John Gruber speculates PowerPC support in "The Ins and Outs of Snow Leopard":

A few factors: (a) Snow Leopard won’t ship until next year, at which point even the newest PowerPC Macs will be at least three years old; (b) dropping PowerPC would significantly simplify the development and QA testing for Snow Leopard; and (c) perhaps Apple will present technical merits, i.e. that by dropping PowerPC support, they’re able to implement certain performance improvements that can only work on Intel hardware.

Time for some point/counterpoint:

Historically, Apple has been good about supporting older hardware for reasonable periods of time. For example, Mac OS X 10.4 supported G3 Macs with 256MB of RAM and a FireWire port; the first one to do that was the Blue-and-White Power Mac, which came out in 1999. PowerPC was discontinued in 2006, so if Snow Leopard ships in 2009, that would only be three years-- somewhat uncharacteristic of Apple. Say what you want about PowerPC, but three years is just not a long time to own a computer.

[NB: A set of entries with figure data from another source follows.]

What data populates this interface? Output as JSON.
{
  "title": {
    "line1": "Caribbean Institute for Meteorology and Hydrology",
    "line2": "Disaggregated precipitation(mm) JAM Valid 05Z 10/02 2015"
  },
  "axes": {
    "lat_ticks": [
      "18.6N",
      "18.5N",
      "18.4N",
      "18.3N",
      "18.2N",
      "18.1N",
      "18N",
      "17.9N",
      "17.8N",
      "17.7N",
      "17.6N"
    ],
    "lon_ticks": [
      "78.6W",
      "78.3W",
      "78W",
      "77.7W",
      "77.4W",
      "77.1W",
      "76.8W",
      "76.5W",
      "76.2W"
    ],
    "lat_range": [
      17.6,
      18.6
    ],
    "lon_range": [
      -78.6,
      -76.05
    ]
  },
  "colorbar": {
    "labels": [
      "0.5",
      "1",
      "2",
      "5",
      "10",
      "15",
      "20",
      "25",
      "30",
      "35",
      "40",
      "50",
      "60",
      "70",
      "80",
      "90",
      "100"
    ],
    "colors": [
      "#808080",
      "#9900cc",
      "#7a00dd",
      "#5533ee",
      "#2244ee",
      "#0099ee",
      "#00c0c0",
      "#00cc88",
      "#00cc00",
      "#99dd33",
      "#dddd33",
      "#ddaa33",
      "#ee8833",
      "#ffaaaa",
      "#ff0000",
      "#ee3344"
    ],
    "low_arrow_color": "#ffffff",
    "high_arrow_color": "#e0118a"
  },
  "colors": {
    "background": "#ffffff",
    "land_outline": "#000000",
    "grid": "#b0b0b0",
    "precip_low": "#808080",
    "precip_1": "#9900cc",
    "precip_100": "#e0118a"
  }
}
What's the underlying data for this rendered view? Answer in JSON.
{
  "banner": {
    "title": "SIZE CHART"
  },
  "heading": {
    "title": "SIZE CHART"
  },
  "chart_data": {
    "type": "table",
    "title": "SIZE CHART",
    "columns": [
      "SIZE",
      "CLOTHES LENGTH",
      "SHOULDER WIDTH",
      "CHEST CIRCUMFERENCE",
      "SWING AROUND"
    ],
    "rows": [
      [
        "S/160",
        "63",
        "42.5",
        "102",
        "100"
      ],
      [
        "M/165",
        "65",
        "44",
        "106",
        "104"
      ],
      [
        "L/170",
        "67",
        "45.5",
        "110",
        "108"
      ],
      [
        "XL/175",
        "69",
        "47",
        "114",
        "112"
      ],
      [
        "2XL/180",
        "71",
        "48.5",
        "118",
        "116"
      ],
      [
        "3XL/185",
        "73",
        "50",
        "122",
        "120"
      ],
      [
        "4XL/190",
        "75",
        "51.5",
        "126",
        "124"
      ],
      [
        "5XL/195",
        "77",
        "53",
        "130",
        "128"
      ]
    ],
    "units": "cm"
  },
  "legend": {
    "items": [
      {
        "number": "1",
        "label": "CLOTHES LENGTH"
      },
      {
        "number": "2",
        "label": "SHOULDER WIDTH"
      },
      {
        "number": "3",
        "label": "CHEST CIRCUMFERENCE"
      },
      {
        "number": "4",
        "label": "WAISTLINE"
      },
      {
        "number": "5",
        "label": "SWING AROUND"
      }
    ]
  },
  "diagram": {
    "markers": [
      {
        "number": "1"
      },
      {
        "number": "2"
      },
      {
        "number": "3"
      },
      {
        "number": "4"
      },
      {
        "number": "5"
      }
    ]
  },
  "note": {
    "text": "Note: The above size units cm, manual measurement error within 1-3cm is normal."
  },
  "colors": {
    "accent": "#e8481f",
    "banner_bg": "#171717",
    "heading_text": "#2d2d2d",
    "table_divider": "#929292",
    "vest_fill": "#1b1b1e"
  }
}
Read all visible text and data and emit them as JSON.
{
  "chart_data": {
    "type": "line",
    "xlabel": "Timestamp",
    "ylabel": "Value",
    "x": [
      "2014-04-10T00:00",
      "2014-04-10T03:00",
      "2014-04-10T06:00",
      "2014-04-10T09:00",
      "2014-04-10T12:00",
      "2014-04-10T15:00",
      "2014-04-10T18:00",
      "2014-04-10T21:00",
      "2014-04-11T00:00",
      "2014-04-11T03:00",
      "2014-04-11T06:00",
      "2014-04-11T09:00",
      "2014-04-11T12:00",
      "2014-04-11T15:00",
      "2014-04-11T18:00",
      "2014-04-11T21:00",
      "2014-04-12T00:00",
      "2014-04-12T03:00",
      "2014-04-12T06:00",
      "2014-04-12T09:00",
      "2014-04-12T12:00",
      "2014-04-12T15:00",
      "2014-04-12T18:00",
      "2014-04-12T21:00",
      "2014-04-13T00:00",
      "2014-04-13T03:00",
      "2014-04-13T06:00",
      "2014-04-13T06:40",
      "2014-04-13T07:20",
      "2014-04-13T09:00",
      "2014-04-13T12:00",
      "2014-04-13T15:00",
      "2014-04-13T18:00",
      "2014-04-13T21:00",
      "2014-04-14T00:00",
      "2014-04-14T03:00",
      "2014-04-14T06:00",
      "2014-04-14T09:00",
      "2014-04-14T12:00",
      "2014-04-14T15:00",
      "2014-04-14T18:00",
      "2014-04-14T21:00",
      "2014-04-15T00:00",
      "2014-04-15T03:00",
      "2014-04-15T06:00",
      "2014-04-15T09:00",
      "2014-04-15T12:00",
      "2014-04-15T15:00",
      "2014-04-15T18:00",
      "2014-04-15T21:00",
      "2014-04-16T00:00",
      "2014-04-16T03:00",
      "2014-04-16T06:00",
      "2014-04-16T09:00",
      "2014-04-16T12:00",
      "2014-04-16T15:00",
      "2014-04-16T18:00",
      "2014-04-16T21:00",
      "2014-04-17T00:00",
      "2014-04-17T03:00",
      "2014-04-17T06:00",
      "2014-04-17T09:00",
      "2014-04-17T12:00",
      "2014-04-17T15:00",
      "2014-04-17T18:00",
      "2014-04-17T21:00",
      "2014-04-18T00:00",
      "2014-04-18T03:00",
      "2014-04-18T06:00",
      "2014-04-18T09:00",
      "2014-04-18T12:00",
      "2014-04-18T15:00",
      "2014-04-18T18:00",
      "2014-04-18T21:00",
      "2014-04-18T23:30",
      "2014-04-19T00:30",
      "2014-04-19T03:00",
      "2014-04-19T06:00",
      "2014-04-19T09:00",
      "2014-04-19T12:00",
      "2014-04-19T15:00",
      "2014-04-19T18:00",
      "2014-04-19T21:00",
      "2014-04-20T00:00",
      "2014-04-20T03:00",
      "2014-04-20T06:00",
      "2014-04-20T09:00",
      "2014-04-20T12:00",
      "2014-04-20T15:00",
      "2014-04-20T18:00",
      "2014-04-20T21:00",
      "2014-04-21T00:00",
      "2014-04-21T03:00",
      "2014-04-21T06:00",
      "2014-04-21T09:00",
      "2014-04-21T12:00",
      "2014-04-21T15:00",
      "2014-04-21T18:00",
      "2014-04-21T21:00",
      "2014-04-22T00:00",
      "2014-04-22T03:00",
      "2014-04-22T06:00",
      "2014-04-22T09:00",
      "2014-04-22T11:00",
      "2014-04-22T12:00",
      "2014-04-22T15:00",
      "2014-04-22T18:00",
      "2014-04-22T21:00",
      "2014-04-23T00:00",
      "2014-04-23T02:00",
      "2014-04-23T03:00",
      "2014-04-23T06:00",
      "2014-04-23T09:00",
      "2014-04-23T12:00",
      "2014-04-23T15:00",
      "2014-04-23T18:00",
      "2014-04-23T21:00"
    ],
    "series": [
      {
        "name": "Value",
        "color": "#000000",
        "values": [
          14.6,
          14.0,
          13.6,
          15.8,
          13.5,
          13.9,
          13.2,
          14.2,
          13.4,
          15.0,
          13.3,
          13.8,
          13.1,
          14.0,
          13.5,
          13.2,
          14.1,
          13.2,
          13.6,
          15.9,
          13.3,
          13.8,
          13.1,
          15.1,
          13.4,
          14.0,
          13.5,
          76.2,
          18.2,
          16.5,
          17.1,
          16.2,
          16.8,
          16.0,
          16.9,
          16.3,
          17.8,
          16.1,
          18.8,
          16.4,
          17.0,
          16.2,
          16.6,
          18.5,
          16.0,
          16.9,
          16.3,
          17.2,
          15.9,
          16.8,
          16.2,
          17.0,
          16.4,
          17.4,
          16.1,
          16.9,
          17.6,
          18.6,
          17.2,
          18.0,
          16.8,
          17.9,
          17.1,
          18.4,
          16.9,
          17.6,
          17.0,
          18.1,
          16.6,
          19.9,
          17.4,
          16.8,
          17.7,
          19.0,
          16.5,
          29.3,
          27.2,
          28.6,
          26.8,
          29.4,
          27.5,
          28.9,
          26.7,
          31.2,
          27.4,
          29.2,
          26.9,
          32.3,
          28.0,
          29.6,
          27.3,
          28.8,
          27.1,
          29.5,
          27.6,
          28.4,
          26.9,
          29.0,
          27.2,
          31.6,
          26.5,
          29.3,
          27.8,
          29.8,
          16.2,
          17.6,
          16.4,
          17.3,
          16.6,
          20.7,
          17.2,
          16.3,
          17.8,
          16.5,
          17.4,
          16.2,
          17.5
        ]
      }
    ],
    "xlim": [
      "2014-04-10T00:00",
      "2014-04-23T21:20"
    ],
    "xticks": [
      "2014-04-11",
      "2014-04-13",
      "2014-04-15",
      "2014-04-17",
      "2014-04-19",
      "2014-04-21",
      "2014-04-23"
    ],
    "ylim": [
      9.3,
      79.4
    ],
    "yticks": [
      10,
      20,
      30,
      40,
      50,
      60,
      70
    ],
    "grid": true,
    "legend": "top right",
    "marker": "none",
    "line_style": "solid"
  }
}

Customers don't care about technical challenges, because such challenges are invisible to them; saying "deal with it" only becomes a consideration when the end product is directly diminished in quality because of them. If this is the case, fine, but I don't believe it is.

The counterpoint is that Gruber claims to have sources, and being a reputable writer, it's probably true. Thus, if he can confidently state that Snow Leopard will be Intel-only, it very well may be so.

(all other reasons I don't think/wish it will happen can be found in my may-be-laughed-at-after-tomorrow article about this whole issue.)